Face à cela, il existe une oppo­si­tion, mais elle n’est pas spé­cia­le­ment réjouis­sante, comme ici au Cana­da – pays qui est la cible expli­cite de vel­léi­tés d’annexion répé­tées de la part de Donald Trump. Cette oppo­si­tion pro­vient, pour le moment, de la droite tra­di­tion­nelle, pour­tant un temps ten­tée par le trum­pisme, et qui reven­dique un retour au néo­li­bé­ra­lisme tel qu’il a pu être enca­dré, réflé­chi, légi­fé­ré depuis la chute du mur de Ber­lin. On n’a donc même plus une oppo­si­tion gauche/droite, mais une oppo­si­tion droite hyper libérale/extrême droite. Comme d’ailleurs dans beau­coup de pays d’Europe aujourd’hui.

On vit actuellement l’avènement du climatoscepticisme ou, du moins, de l’indifférence à la catastrophe écologique qui arrive. Est-ce que la franchise du populisme d’extrême droite — qui assume ouvertement la destruction du monde, son exploitation jusqu’à la dernière miette — pourrait paradoxalement ouvrir des opportunités politiques pour la gauche, là où le capitalisme vert faisait miroiter des solutions factices comme le développement durable ?

Oui, mais à deux condi­tions. D’abord qu’on inven­to­rie les points com­muns entre l’extrême centre (cette droite néo­li­bé­rale dégui­sée en centre) et l’extrême droite. En sachant que si cette der­nière nous ter­ri­fie encore plus que l’extrême centre, elle mérite davan­tage notre res­pect au sens où elle a le mérite d’assumer ses convic­tions et de jouer franc jeu. Alors que ce qui carac­té­rise l’extrême centre, c’est le lou­voie­ment, le tra­ves­tis­se­ment et la fausse conscience.

Ensuite, il faut déve­lop­per un autre rap­port à l’écoangoisse qui est un rap­port au vide, à l’impensable, à l’inouï puisqu’il n’existe pas de pré­cé­dent à ces muta­tions du cli­mat et de la bio­di­ver­si­té qui per­met­trait de les pen­ser. Éprou­ver de l’angoisse est en réa­li­té néces­saire et un signe de bonne san­té men­tale. C’est-à-dire qu’il faut en pas­ser par là, il faut vivre et assu­mer l’angoisse. Mais par contre, il ne faut pas s’y sta­tion­ner ou en faire un trait iden­ti­taire. Pas­ser par l’angoisse, c’est accé­der à cette for­mi­dable éner­gie psy­chique. Une éner­gie qui demande, si on l’accepte, la créa­tion d’objets de pen­sée, l’élaboration de des­seins.
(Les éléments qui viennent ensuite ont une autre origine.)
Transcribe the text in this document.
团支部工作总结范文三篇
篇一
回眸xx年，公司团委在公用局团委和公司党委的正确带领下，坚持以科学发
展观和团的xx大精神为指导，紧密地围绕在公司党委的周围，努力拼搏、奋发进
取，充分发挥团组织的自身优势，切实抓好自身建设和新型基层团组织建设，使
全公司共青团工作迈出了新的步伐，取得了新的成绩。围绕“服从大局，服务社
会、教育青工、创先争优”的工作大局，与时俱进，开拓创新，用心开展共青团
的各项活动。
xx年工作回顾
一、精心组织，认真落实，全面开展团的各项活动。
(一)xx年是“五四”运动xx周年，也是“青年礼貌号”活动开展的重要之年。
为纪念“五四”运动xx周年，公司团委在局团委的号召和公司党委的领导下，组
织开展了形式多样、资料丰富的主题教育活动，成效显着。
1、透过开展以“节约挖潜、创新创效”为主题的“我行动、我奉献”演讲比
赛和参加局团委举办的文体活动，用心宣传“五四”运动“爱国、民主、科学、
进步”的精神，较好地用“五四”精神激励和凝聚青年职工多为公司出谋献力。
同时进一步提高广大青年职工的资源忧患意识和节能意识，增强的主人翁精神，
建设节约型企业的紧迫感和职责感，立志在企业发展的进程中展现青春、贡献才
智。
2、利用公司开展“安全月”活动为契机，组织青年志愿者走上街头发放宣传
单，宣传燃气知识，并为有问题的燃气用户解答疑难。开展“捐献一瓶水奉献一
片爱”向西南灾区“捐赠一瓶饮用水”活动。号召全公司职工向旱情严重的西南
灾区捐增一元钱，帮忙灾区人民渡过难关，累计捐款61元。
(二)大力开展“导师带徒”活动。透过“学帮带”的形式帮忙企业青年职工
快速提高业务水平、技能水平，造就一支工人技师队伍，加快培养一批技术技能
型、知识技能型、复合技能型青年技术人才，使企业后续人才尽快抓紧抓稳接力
Que se passe-t-il si on ne l’accepte pas, qu’on résiste à cette écoangoisse ?

Lorsqu’on est mû par l’angoisse et qu’on y résiste, on asso­cie cette éner­gie psy­chique qui fonc­tionne à vide à des objets de sub­sti­tu­tion. Par exemple à des boucs émis­saires que l’extrême droite nous offre sur un pla­teau. Ou à des phé­no­mènes d’identité socié­taux, qui partent de cri­tiques his­to­ri­que­ment per­ti­nentes et néces­saires, mais qui se trouvent par­fois exa­cer­bés de manière fré­né­tique et déli­rante. Ou encore à des objets de conver­sion, qui relèvent plu­tôt de l’hystérie, où il s’agirait de voir la par­tie pour le tout et de pen­ser, par exemple, qu’en sup­pri­mant des pailles en plas­tique on régle­ra un pro­blème gra­vis­sime et majeur.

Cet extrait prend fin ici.